TPC-C, on the other hand, has a 132-page document carefully describing its specification, since each vendor will likely have to reimplement it themselves (at least if they want to tune it to match their own system's requirements for the best performance).
The specificity of the document is a consequence of this next point.
Collaboration Orientation
An internal benchmark is collaborative, its goal is to teach the person running it something about the performance of the system under test. It should have lots of knobs that allow the person running it to change the workload around to make things more or less difficult for the system. If the person running the benchmark "cheats" it by doing something against its spirit, they're only really cheating themselves.
A standard benchmark is more adversarial: its goal is that external consumers of the benchmark have a high degree of confidence that a good result on the benchmark suggests actual good real-world performance.
This changes a lot: for example, the internal benchmark doesn't have to define much in terms of correctness criteria, because the benchmark isn't concerned with correctness, the correct behaviour is whatever the database already does. But an external benchmark needs to be as resilient as possible to gaming, so that readers who see a result on said benchmark know it didn't sneak the result in through some back door.
Anecdotally, with YCSB, another popular benchmark, you can change the way that the data is distributed. I heard a story once about a customer of a database vendor who was getting bad performance using the Zipfian distribution setting with YCSB. This distribution is sort of the point of this benchmark. It simulates hotspots and creates a lot of contention compared to something like a uniform distribution, which will spread queries out across the dataset. A very smart sales engineer walked in and said "oh, here's your problem, you've got this configured wrong, you're using Zipfian—let's just change this to uniform." Performance got better, and the customer closed.
Simplicity
When designing an internal benchmark, it's maybe not ideal, but it's okay if the outcome of a given benchmark is complex to parse. Because the author of said benchmark has the knowledge of the system under test to interpret it.
When at all possible, a standardized benchmark should reduce the result of it down to a single number so that consumers can do an apples-to-apples comparison. In TPC-C, this is the "tpmC," which stands for "transactions per minute (C)." It's a little more complicated than that, though.

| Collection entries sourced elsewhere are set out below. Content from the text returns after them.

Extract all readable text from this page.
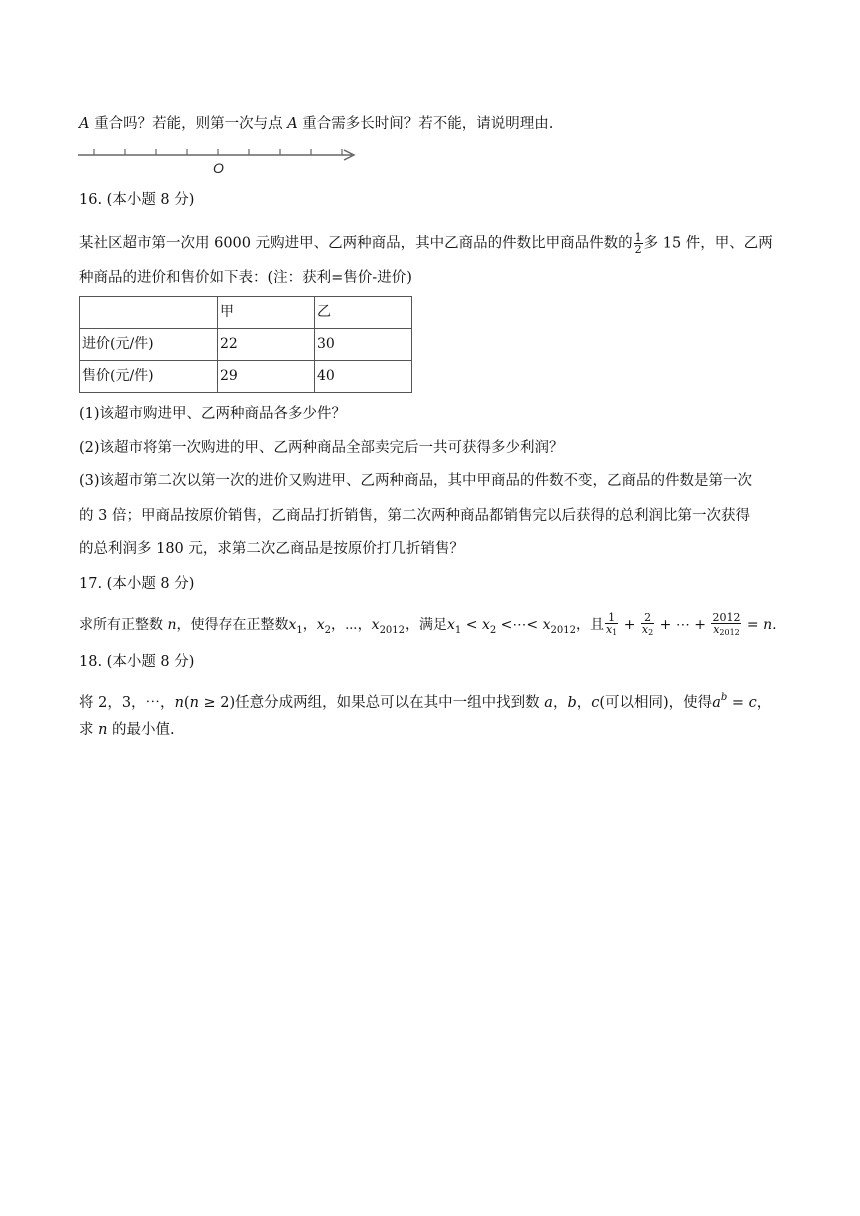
A 重合吗？若能，则第一次与点 A 重合需多长时间？若不能，请说明理由.
O
16. (本小题 8 分)
某社区超市第一次用 6000 元购进甲、乙两种商品，其中乙商品的件数比甲商品件数的 $\frac{1}{2}$ 多 15 件，甲、乙两
种商品的进价和售价如下表：(注：获利=售价-进价)
	甲	乙
进价(元/件)	22	30
售价(元/件)	29	40
(1)该超市购进甲、乙两种商品各多少件？
(2)该超市将第一次购进的甲、乙两种商品全部卖完后一共可获得多少利润？
(3)该超市第二次以第一次的进价又购进甲、乙两种商品，其中甲商品的件数不变，乙商品的件数是第一次
的 3 倍；甲商品按原价销售，乙商品打折销售，第二次两种商品都销售完以后获得的总利润比第一次获得
的总利润多 180 元，求第二次乙商品是按原价打几折销售？
17. (本小题 8 分)
求所有正整数 n，使得存在正整数$x_1$，$x_2$，⋯，$x_{2012}$，满足$x_1 < x_2$ <⋯< $x_{2012}$，且 $\frac{1}{x_1} + \frac{2}{x_2}$ + ⋯ + $\frac{2012}{x_{2012}} = n$.
18. (本小题 8 分)
将 2，3，⋯，n(n ≥ 2)任意分成两组，如果总可以在其中一组中找到数 a，b，c(可以相同)，使得$a^b = c$，
求 n 的最小值.
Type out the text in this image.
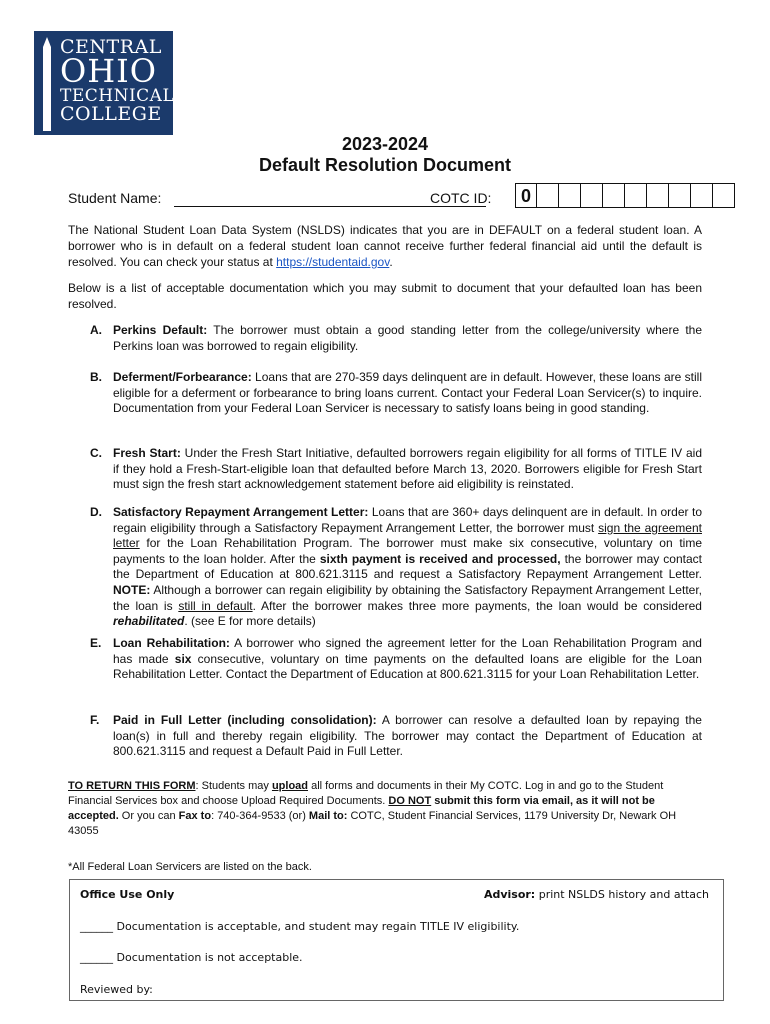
CENTRAL
OHIO
TECHNICAL
COLLEGE
2023-2024
Default Resolution Document
Student Name:	COTC ID:	0
The National Student Loan Data System (NSLDS) indicates that you are in DEFAULT on a federal student loan. A borrower who is in default on a federal student loan cannot receive further federal financial aid until the default is resolved. You can check your status at https://studentaid.gov.
Below is a list of acceptable documentation which you may submit to document that your defaulted loan has been resolved.
A. Perkins Default: The borrower must obtain a good standing letter from the college/university where the Perkins loan was borrowed to regain eligibility.
B. Deferment/Forbearance: Loans that are 270-359 days delinquent are in default. However, these loans are still eligible for a deferment or forbearance to bring loans current. Contact your Federal Loan Servicer(s) to inquire. Documentation from your Federal Loan Servicer is necessary to satisfy loans being in good standing.
C. Fresh Start: Under the Fresh Start Initiative, defaulted borrowers regain eligibility for all forms of TITLE IV aid if they hold a Fresh-Start-eligible loan that defaulted before March 13, 2020. Borrowers eligible for Fresh Start must sign the fresh start acknowledgement statement before aid eligibility is reinstated.
D. Satisfactory Repayment Arrangement Letter: Loans that are 360+ days delinquent are in default. In order to regain eligibility through a Satisfactory Repayment Arrangement Letter, the borrower must sign the agreement letter for the Loan Rehabilitation Program. The borrower must make six consecutive, voluntary on time payments to the loan holder. After the sixth payment is received and processed, the borrower may contact the Department of Education at 800.621.3115 and request a Satisfactory Repayment Arrangement Letter. NOTE: Although a borrower can regain eligibility by obtaining the Satisfactory Repayment Arrangement Letter, the loan is still in default. After the borrower makes three more payments, the loan would be considered rehabilitated. (see E for more details)
E. Loan Rehabilitation: A borrower who signed the agreement letter for the Loan Rehabilitation Program and has made six consecutive, voluntary on time payments on the defaulted loans are eligible for the Loan Rehabilitation Letter. Contact the Department of Education at 800.621.3115 for your Loan Rehabilitation Letter.
F. Paid in Full Letter (including consolidation): A borrower can resolve a defaulted loan by repaying the loan(s) in full and thereby regain eligibility. The borrower may contact the Department of Education at 800.621.3115 and request a Default Paid in Full Letter.
TO RETURN THIS FORM: Students may upload all forms and documents in their My COTC. Log in and go to the Student Financial Services box and choose Upload Required Documents. DO NOT submit this form via email, as it will not be accepted. Or you can Fax to: 740-364-9533 (or) Mail to: COTC, Student Financial Services, 1179 University Dr, Newark OH 43055
*All Federal Loan Servicers are listed on the back.
Office Use Only	Advisor: print NSLDS history and attach
______ Documentation is acceptable, and student may regain TITLE IV eligibility.
______ Documentation is not acceptable.
Reviewed by:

Providing an easily interpretable number is hard, though! Deceptively so. Workloads are complicated and are often bound by different things for different systems. We don't want someone to be able to get a result easily by scaling up compute but not storage, or vice versa, for example. To solve this, TPC-C has one parameter: the number of warehouses, and it bounds the amount of tpmC you can achieve by the number of warehouses. Each warehouse provides some number of closed-loop workers. The math works out such that for each warehouse, you are allowed to achieve at most 12.8 tpmC. This is one of the most frequently misunderstood aspects of TPC-C, and has led to embarrassing blog posts that required retraction ("look how much we beat this other database by! They only get 12.8 tpmC/warehouse!").

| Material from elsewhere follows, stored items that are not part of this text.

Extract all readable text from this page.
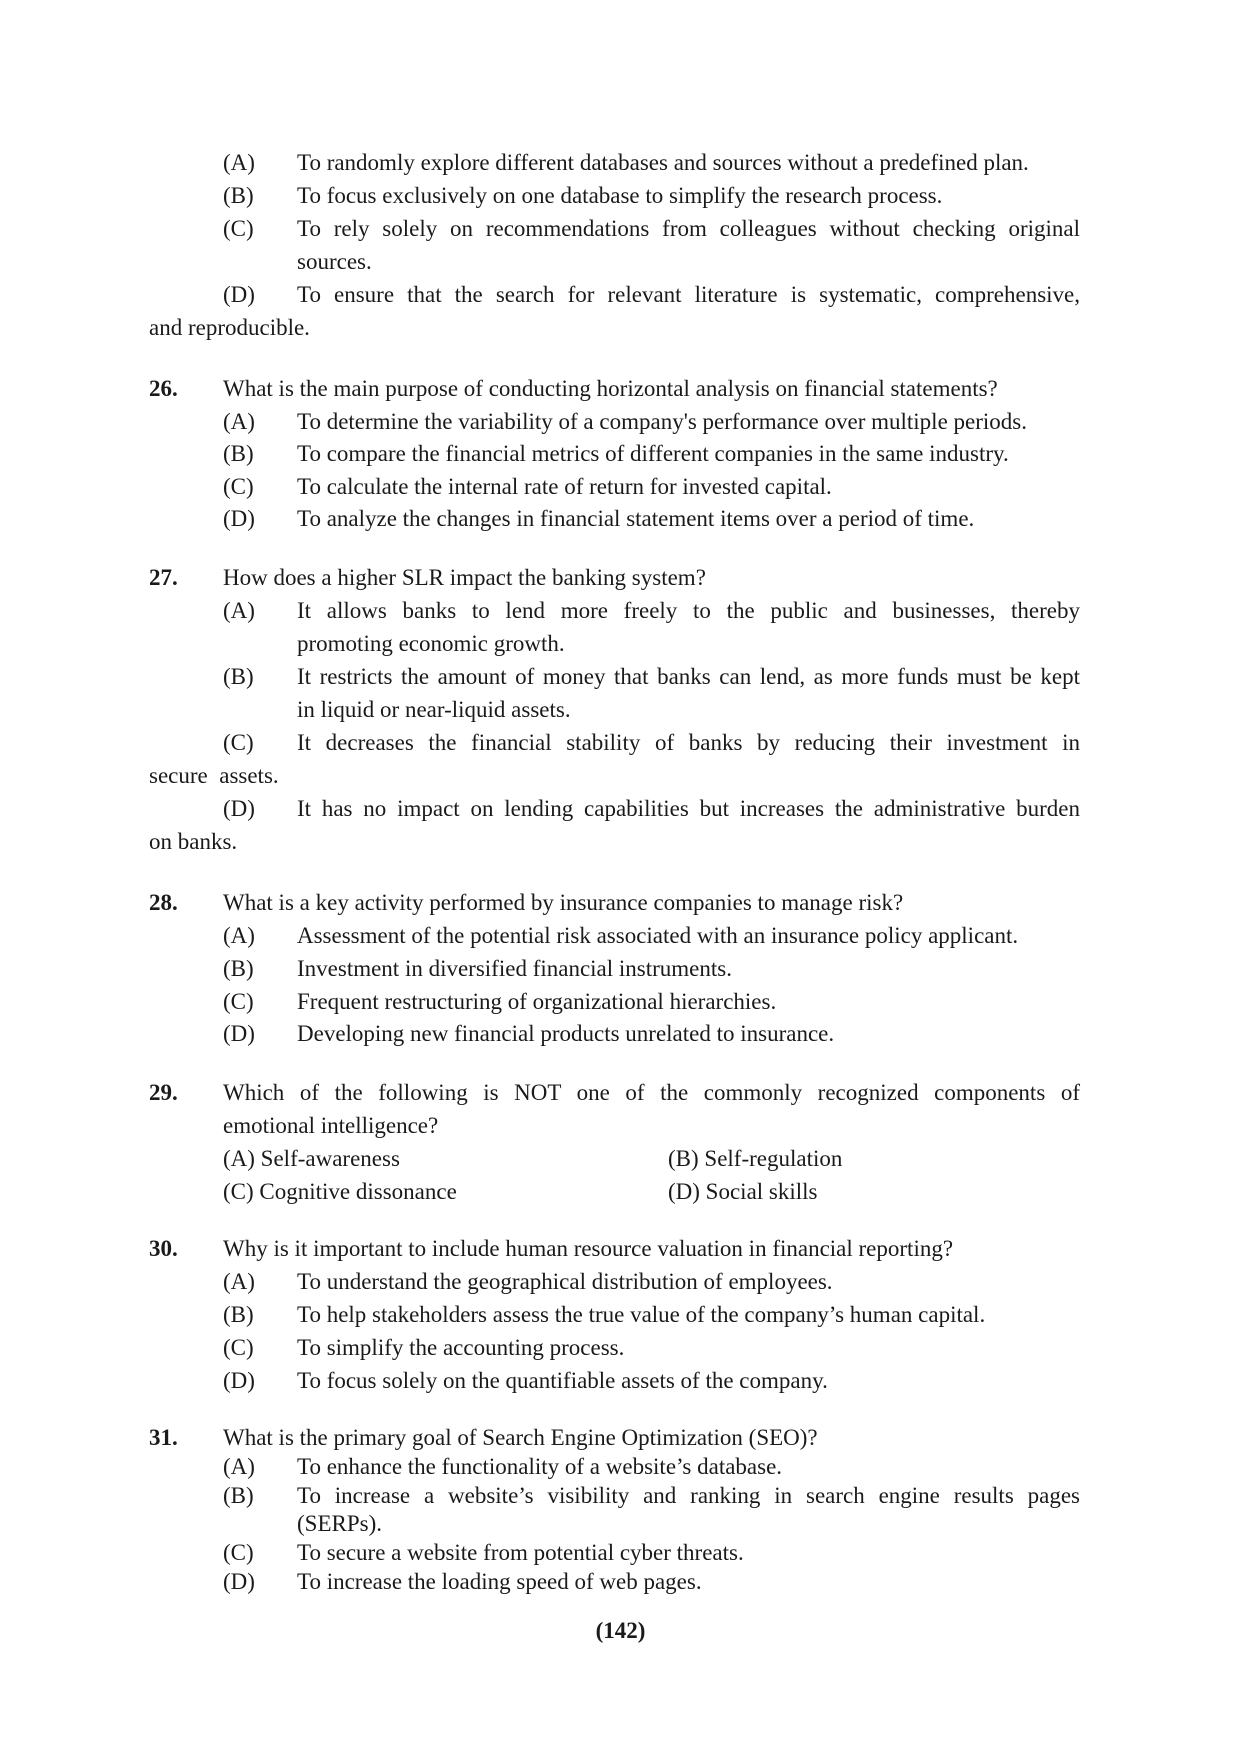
(A) To randomly explore different databases and sources without a predefined plan.
(B) To focus exclusively on one database to simplify the research process.
(C) To rely solely on recommendations from colleagues without checking original
sources.
(D) To ensure that the search for relevant literature is systematic, comprehensive,
and reproducible.
26. What is the main purpose of conducting horizontal analysis on financial statements?
(A) To determine the variability of a company's performance over multiple periods.
(B) To compare the financial metrics of different companies in the same industry.
(C) To calculate the internal rate of return for invested capital.
(D) To analyze the changes in financial statement items over a period of time.
27. How does a higher SLR impact the banking system?
(A) It allows banks to lend more freely to the public and businesses, thereby
promoting economic growth.
(B) It restricts the amount of money that banks can lend, as more funds must be kept
in liquid or near-liquid assets.
(C) It decreases the financial stability of banks by reducing their investment in
secure  assets.
(D) It has no impact on lending capabilities but increases the administrative burden
on banks.
28. What is a key activity performed by insurance companies to manage risk?
(A) Assessment of the potential risk associated with an insurance policy applicant.
(B) Investment in diversified financial instruments.
(C) Frequent restructuring of organizational hierarchies.
(D) Developing new financial products unrelated to insurance.
29. Which of the following is NOT one of the commonly recognized components of
emotional intelligence?
(A) Self-awareness	(B) Self-regulation
(C) Cognitive dissonance	(D) Social skills
30. Why is it important to include human resource valuation in financial reporting?
(A) To understand the geographical distribution of employees.
(B) To help stakeholders assess the true value of the company’s human capital.
(C) To simplify the accounting process.
(D) To focus solely on the quantifiable assets of the company.
31. What is the primary goal of Search Engine Optimization (SEO)?
(A) To enhance the functionality of a website’s database.
(B) To increase a website’s visibility and ranking in search engine results pages
(SERPs).
(C) To secure a website from potential cyber threats.
(D) To increase the loading speed of web pages.
(142)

The point is that since each warehouse comes with some amount of data as well, this means you can't easily scale up the number of transactions you're running without also scaling up the amount of data you're managing. This is very clever! But does require planting a stake in the ground about what a reasonable scaling ratio of compute vs. storage is.
Anyway. Because of this dynamic, that once you fix the number of warehouses, the tpmC is bounded above, typically the way TPC-C results are reported is to fix a number of warehouses that you can achieve the max tpmC on, and then also report the cost of achieving it ("$/tpmC," or the dollar cost per tpmC), including all the hardware and software costs.
Buy-In
The TPC was rightly concerned with ensuring that all of the major database vendors at the time would be on-board with TPC-C as a benchmark. If Microsoft, or Oracle isn't using your benchmark, that sort of damages your credibility as any kind of "industry standard." As a result, some political considerations were made in its construction.
End
This isn't even getting in to some of the more nitty-gritty technical decisions made in TPC-C that make it a smart benchmark, but I think it's an interesting thing to think about, what kind of work goes into defining that sort of thing.